Let’s also add some issues of internal politics as well: In the spring of 1917, István Tisza’s resignation rom the head of government position seemed a realistic alternative. Following the above international situation, the issue of expanding the right to vote came to light, which Tisza did not want and could not support. On May 13, 1917, Borsszem Jankó depicted Tisza at the bottom of a hillside, holding back the avalanche – representing the universal and secret suffrage with his back and hands. Two weeks alter, the same image showed that the fence, that had been broken through, buried István Tisza: the prime minister had submitted his resignation by then. The provision, or at least the promise for the right to vote seemed to be a result that supports blowing off the steam and supports the preservation of the stability of Hungary and the Monarchy.

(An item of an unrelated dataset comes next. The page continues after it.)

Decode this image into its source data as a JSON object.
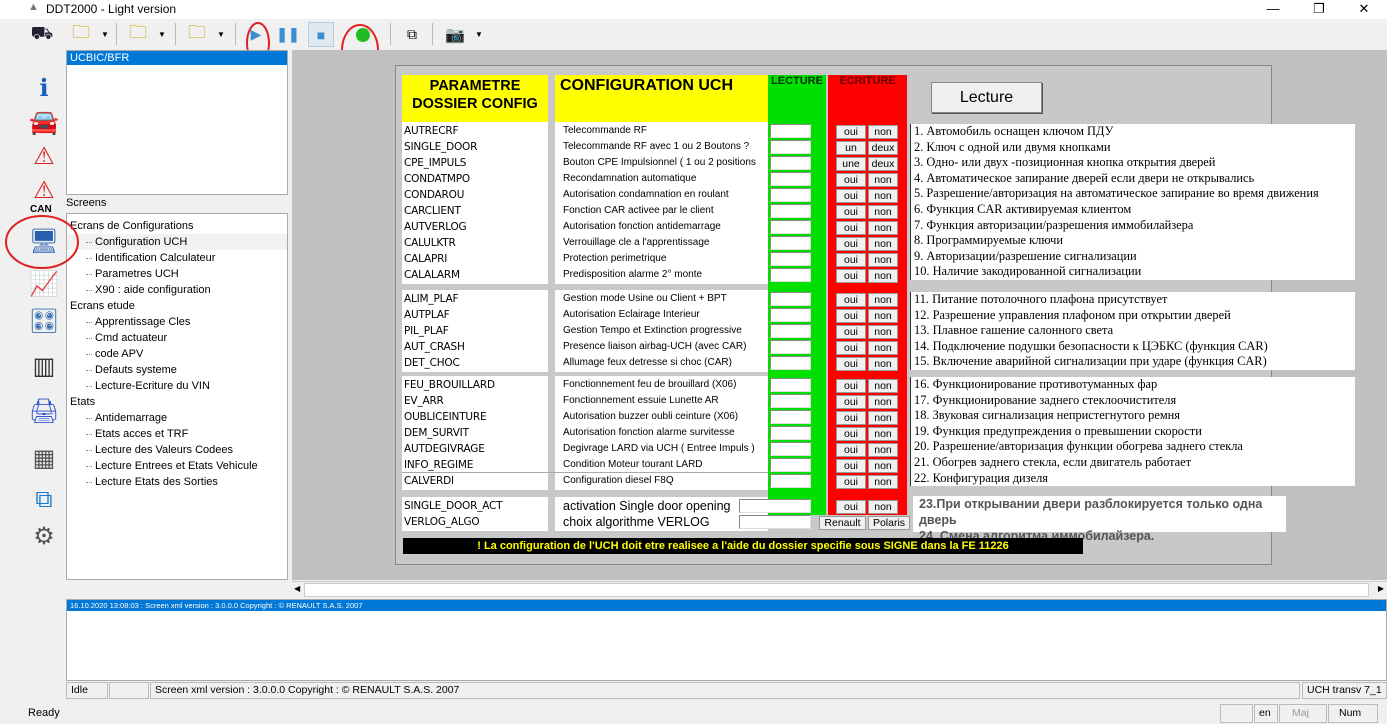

The situation was similar regarding the control of the press too: the uncertainty influenced censorship as well – this also contributed to the birth of these three lead articles. In May-June, the cessation of censorship was also on the agenda. As a joke in Borsszem Jankó depicted the promises of the new prime minister:

„- My friend. Count Móric Esterházy is the greatest natural scientist in the world.
– I do not know him from this aspect.
– He wants to cease censorship. If he succeeds, in the future – a Nap /the Sun/ would not have any spots.”

References:
Fiziker Róbert: IV. Károly békekísérletei (1916–1917) = grotius.hu, 1914.06.29.
A gonosz szellem = Az Est, 1917. április 18.
Mintha börtönök = Az Est, 1917. április 19.
Ma 1000 napos = Az Est, 1917. április 21.
Molnár Jenő: Lövészárok-párbeszéd a szocialistákról = Borsszem Jankó, 1917. április 29.
A fenomén = Borsszem Jankó, 1917. június 24.
A lavina = Borsszem Jankó, 1917. május 13.
A lavina = Borsszem Jankó, 1917. május 27.